Nina Dante : We have worked together for a long time, and your music has meant very much to me: it was your Solo es real la niebla in 2011 that exploded my love of performing new music. What a thrilling experience to train my voice to do things it didn't know it was capable of, to expand my vision of beauty and music, and to realize art that required my full creative and mental force! I am curious what it is like from a composer's perspective to work with a performer over such a long period of time. To what extent does your knowledge of my instrument and interests have an effect on what you choose to write? How does this collaboration manifest in Mythologies?

Pablo Chin : First of all, there is no greater joy for me to know that what I do, what I believe in and what has transformed my understanding of life and my life itself has the power to transform other people’s life for better (hopefully not for worse!). As much as I tremendously enjoy working with “specialists” in new music to whom you do not have to explain what a certain notation means or how to perform certain “extended technique,” working with musicians who have never performed a “jet whistle” or who have never sung in vocal fry, or played a multiphonic, and overall who did not know how to fit these new sounds within a coherent discourse or experiential format, seeing them taking the challenge and feeling rewarded afterwards; that for me gives lots of meaning to composing music that at times can raise doubts about how it contributes to the world.

Returning to your question, it is difficult to express how your voice and our relatively long-term collaboration have changed the course of my compositional language. It inevitably makes me think of Berio-Berberian. After so many works tailored to your voice, capabilities and expressive urges, Mythologies posed a very difficult challenge: what else is there to discover about your voice?! More than trying to challenge you this time, I am trying to reflect on our previous collaboration through this piece.
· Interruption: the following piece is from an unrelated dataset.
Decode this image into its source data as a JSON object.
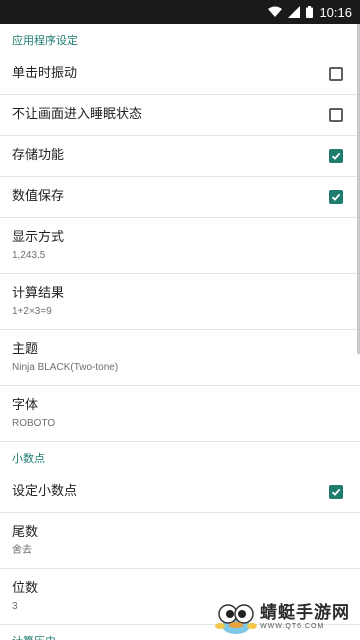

So it borrows materials from previous works for you and set them in a different context and different formal designs.

World premiere of Chin's "(in)armonia: motetes", with Voix de Stras'

ND : As you know, this concert celebrates the song cycle, and is designed as a platform to welcome in some new incarnations of the genre. To what extent did the concept of the traditional song cycle shape your piece? How does it compare to our traditional conception of what a song cycle is?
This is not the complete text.